Endometriose: Fisiopatologia e Mecanismos de Disseminação

HSL Copacabana - Hospital São Lucas Copacabana (RJ) — Prova 2020

Enunciado

Sobre a endometriose, é INCORRETO afirmar que:

Alternativas

  1. A) A menstruação retrógrada ocorre em 70-90% das mulheres e apesar de mais comum nas com endometriose, também ocorre nas que não possuem a patologia.
  2. B) O CA-125 pode ser útil para prever a recorrência após tratamento, porém não tem utilidade como técnica diagnóstica.
  3. C) A endometriose ovariana pode ser causada por menstruação retrógrada, mas não por fluxo linfático do útero para o ovário.
  4. D) O risco relativo de endometriose é 7 vezes maior em parentes de primeiro grau.
  5. E) O tratamento clínico ou cirúrgico não reduz a taxa de aborto espontâneo.

Pérola Clínica

Endometriose: menstruação retrógrada é teoria principal, mas disseminação linfática/hematogênica também ocorre, explicando lesões em ovários e locais distantes.

Resumo-Chave

A teoria da menstruação retrógrada é a mais aceita para endometriose pélvica, mas a disseminação linfática e hematogênica são mecanismos válidos que explicam a presença de lesões em locais distantes e a endometriose ovariana, demonstrando a complexidade da fisiopatologia.

Contexto Educacional

A endometriose é uma doença crônica caracterizada pela presença de tecido semelhante ao endométrio fora da cavidade uterina, causando dor pélvica, dismenorreia, dispareunia e infertilidade. Sua fisiopatologia é complexa e multifatorial, com várias teorias propostas. A teoria mais aceita é a da menstruação retrógrada (teoria de Sampson), que sugere que células endometriais viáveis refluxam pelas tubas uterinas durante a menstruação e se implantam no peritônio pélvico. Embora ocorra em 70-90% das mulheres, nem todas desenvolvem endometriose, indicando a necessidade de outros fatores (genéticos, imunológicos). Outras teorias incluem a metaplasia celômica (transformação de células peritoneais em tecido endometrial) e a disseminação linfática ou hematogênica, que explicam a presença de endometriose em locais distantes da pelve e também a endometriose ovariana. O fluxo linfático do útero para o ovário é uma via plausível para a disseminação de células endometriais. O CA-125 é um marcador sérico que pode estar elevado na endometriose, mas sua utilidade diagnóstica é limitada devido à baixa especificidade (pode estar elevado em outras condições). No entanto, pode ser útil no monitoramento da resposta ao tratamento e na detecção de recorrências. O risco de endometriose é significativamente maior em parentes de primeiro grau, indicando um componente genético. O tratamento da endometriose, seja clínico ou cirúrgico, visa aliviar a dor e melhorar a fertilidade, mas não há evidências claras de que reduza a taxa de aborto espontâneo.

Perguntas Frequentes

Qual a teoria mais aceita para a fisiopatologia da endometriose?
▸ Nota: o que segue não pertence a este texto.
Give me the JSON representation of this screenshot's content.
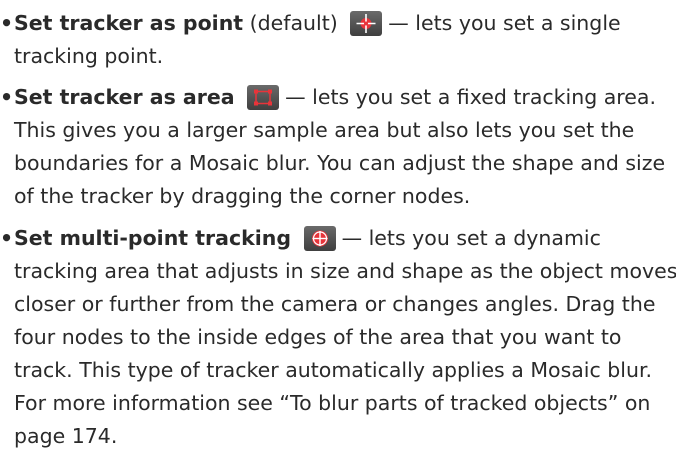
{
  "items": [
    {
      "term": "Set tracker as point",
      "after_term": " (default) ",
      "icon": "crosshair-point-icon",
      "desc_first": "— lets you set a single",
      "lines": [
        "tracking point."
      ]
    },
    {
      "term": "Set tracker as area",
      "icon": "tracker-area-icon",
      "desc_first": "— lets you set a fixed tracking area.",
      "lines": [
        "This gives you a larger sample area but also lets you set the",
        "boundaries for a Mosaic blur. You can adjust the shape and size",
        "of the tracker by dragging the corner nodes."
      ]
    },
    {
      "term": "Set multi-point tracking",
      "icon": "multi-point-tracking-icon",
      "desc_first": "— lets you set a dynamic",
      "lines": [
        "tracking area that adjusts in size and shape as the object moves",
        "closer or further from the camera or changes angles. Drag the",
        "four nodes to the inside edges of the area that you want to",
        "track. This type of tracker automatically applies a Mosaic blur.",
        "For more information see “To blur parts of tracked objects” on",
        "page 174."
      ]
    }
  ],
  "colors": {
    "text": "#2a2a2a",
    "icon_bg": "#505050",
    "icon_accent": "#e8343a"
  }
}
A teoria mais aceita é a da menstruação retrógrada (teoria de Sampson), onde células endometriais refluxam pelas tubas uterinas e se implantam no peritônio pélvico. No entanto, ela não explica todos os casos.

O CA-125 é útil para o diagnóstico de endometriose?

O CA-125 pode estar elevado na endometriose, mas não é útil como técnica diagnóstica devido à sua baixa especificidade. É mais empregado para monitorar a resposta ao tratamento e recorrências.

A endometriose pode se disseminar por outras vias além da menstruação retrógrada?

Sim, além da menstruação retrógrada, a endometriose pode se disseminar por via linfática, hematogênica e por metaplasia celômica, explicando a presença de lesões em locais distantes e nos ovários.